While fear of crime came down by 49.14 per cent due to NMCs, crime reduction was as high as 49.5 per cent. A majority of the respondents surveyed 90.66 per cent said such groups resolved civil disputes faster than courts. The research covered eight police stations in Mumbai north region Bangur Nagar, Dahisar, Dindoshi, Gorai, Goregaon, Kandivali, Kurar and Malwani. Around 407 members of the new mohalla committees, 356 police personnel and 52 community members were part of the study.
The findings show while 92.87 per cent of the community members agreed to the view that local people prefer to approach the committees for grievance redressal over the formal system, nine out of every 10 respondents or 92.14 per cent said the committees should be legally empowered to strengthen the public-police partnership for developing safer communities.

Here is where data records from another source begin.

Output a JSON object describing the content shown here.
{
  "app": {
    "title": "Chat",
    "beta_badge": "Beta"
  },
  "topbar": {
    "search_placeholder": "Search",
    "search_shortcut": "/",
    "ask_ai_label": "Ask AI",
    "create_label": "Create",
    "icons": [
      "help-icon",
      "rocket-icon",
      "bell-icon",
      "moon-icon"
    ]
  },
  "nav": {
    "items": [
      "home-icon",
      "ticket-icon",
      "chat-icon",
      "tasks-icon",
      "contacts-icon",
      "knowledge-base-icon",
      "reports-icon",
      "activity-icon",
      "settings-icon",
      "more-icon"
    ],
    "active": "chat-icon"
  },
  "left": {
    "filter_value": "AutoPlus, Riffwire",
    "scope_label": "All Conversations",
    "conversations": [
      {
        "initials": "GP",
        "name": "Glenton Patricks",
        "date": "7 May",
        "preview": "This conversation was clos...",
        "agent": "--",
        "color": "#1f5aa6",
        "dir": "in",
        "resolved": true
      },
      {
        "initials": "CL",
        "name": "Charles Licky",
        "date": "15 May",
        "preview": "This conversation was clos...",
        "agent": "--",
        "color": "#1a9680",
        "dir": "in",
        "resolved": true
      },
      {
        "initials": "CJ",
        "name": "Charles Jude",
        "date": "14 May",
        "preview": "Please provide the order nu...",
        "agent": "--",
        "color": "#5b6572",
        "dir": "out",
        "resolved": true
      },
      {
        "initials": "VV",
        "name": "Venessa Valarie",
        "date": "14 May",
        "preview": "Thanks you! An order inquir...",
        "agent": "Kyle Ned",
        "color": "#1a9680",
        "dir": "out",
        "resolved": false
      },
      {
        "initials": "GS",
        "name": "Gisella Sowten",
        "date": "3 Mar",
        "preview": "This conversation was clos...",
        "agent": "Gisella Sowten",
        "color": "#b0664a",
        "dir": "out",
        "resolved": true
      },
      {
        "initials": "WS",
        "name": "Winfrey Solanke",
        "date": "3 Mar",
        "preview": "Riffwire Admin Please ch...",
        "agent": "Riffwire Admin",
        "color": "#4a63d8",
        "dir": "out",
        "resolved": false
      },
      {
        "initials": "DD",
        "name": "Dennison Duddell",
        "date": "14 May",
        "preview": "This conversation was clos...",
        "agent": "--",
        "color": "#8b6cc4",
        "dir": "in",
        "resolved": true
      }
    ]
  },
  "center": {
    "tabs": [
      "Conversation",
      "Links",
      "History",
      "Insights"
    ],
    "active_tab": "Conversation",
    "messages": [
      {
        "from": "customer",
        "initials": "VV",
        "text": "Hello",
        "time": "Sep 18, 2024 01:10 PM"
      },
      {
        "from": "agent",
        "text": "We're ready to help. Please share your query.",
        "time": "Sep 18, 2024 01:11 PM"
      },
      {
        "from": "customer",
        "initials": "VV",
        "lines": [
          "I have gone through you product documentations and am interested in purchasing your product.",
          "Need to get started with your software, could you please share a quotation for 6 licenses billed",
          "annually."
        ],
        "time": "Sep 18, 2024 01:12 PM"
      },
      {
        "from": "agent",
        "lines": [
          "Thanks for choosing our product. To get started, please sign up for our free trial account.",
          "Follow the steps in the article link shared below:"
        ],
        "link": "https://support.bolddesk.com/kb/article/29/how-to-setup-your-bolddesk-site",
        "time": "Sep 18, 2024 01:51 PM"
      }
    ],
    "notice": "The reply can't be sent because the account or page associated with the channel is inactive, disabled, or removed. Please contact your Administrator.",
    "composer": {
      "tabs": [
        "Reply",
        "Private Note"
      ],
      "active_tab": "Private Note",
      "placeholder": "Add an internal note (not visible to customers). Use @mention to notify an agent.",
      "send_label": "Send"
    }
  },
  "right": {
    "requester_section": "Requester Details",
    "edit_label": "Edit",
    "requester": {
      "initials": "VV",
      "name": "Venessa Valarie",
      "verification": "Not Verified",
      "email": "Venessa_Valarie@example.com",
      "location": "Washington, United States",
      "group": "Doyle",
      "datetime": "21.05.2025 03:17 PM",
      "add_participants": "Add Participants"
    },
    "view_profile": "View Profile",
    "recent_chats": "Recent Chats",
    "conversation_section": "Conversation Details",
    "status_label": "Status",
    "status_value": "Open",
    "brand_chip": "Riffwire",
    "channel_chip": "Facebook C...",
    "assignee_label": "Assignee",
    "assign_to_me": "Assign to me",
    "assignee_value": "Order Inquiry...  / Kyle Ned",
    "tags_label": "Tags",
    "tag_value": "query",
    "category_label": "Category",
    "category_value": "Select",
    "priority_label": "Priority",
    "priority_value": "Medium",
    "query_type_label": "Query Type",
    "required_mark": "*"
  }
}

"It is an empirical study in community policing and perhaps the first-of-its-kind in Maharashtra. Our findings reveal that majority of the respondents or 64.7 per cent felt that due to involvement of the new mohalla committee members, a large number of civil cases or non-cognisable offences resolved amicably. Further, nine out of every 10 respondents said local people often approached NMCs for grievance redressal through informal and dignified manner. Further, 63.09 per cent local residents and community members felt that swift and impartial justice was rendered by the committees and their problems were resolved faster (92.9 per cent) using alternative dispute resolution method," said TISS Prof Arvind Tiwari, project director.